I have a table of web users:

---- TABLE tb_user
CREATE TABLE IF NOT EXISTS tb_user (
  user_id SERIAL PRIMARY KEY NOT NULL,  -- unique user_id
  user_firstname VARCHAR(31) NOT NULL,  -- first name, in capitals, UTF8
  user_familyname VARCHAR(62) NOT NULL, -- family name, in capitals, UTF8
  user_email VARCHAR(71) NOT NULL,      -- email, in lowercase, UTF8
  user_gender CHAR(1) NOT NULL,         -- 'F' | 'M' | '?'
  user_crtime DATE NOT NULL             -- user entry creation time
); --- end TABLE tb_user

Imagine I have a million rows in that table, and 99% of users have a user_firstname of less than 16 bytes, and 99% of users have a user_family of less than 32 bytes.

Assume that this table is only filled by INSERT SQL statements.

What would be the estimated disk space consumption of the PostgreSQL files (under /var/lib/postgreql) containing that database. As measured by du -h

For simplicity, assume that this table is the only one in the database.
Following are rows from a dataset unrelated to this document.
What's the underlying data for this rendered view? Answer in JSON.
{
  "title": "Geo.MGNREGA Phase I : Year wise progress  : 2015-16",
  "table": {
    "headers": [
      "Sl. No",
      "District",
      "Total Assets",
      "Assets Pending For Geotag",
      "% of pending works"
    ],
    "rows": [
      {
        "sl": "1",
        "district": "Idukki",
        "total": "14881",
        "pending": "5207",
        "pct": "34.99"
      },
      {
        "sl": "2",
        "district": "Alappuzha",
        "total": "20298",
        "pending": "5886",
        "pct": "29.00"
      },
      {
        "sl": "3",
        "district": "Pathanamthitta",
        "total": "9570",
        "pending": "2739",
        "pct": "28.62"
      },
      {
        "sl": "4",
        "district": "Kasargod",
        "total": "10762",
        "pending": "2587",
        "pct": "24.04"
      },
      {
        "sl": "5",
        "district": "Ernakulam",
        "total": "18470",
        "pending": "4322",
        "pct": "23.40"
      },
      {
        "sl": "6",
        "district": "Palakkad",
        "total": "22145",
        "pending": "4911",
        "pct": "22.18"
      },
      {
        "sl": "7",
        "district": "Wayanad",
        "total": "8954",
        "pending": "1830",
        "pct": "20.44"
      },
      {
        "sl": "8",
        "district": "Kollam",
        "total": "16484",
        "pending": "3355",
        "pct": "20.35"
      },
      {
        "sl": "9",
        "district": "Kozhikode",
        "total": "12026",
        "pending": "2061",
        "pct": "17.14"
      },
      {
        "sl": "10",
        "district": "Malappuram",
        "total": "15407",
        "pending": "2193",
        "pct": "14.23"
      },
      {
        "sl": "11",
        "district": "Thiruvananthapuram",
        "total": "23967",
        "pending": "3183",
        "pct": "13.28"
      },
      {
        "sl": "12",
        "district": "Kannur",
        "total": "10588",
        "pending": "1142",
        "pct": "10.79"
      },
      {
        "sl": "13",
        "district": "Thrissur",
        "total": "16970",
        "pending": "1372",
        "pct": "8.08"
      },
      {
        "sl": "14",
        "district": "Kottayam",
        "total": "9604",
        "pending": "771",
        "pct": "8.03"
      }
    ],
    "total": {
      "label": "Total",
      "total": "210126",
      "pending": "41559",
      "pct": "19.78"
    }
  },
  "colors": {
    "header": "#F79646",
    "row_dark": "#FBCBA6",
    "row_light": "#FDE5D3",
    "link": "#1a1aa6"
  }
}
To ask the question otherwise, the VARCHAR(31) size is used for every row on disk, or not?

In other words, how practically important is the width of columns in tables, w.r.t to disk space?

Related question: How does Postgres store many varchars on disk?

Best Answer

The best way is to run a little benchmark:

INSERT INTO tb_user
   (user_firstname, user_familyname, user_email, user_gender, user_crtime)
SELECT substr(md5(random()::text), 1, 15),
       substr(md5(random()::text), 1, 15),
       md5(random()::text),
       'F',
       current_date
FROM generate_series(1, 1000000);

SELECT pg_size_pretty(pg_total_relation_size('tb_user'));

 pg_size_pretty 
----------------
 126 MB
(1 row)

A text or varchar that is short enough (which the ones in the table certainly are) will consume one byte more than the number of bytes in the string.
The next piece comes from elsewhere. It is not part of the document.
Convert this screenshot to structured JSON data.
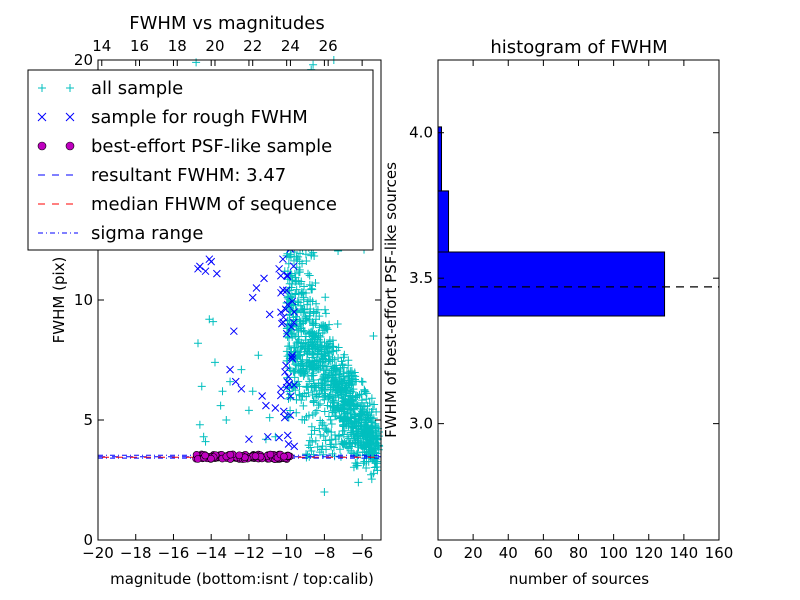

There is some overhead caused by block and tuples headers and other metadata, as well as by fragmentation (some empty space will remain in each 8kB block). And then the index that supports the primary key is also sizeable:

\di+ tb_user_pkey 
                            List of relations
 Schema  |     Name     | Type  |  Owner  |  Table  | Size  | Description 
---------+--------------+-------+---------+---------+-------+-------------
 laurenz | tb_user_pkey | index | laurenz | tb_user | 21 MB | 
(1 row)

Some additional hints:

  • You can save a little space by having user_crtime in the second position. Otherwise, you might lose up to three bytes to padding.

  • Use bigint for the primary key so that you can never run out of values. Trying to save on these 4 bytes is usually not a good idea.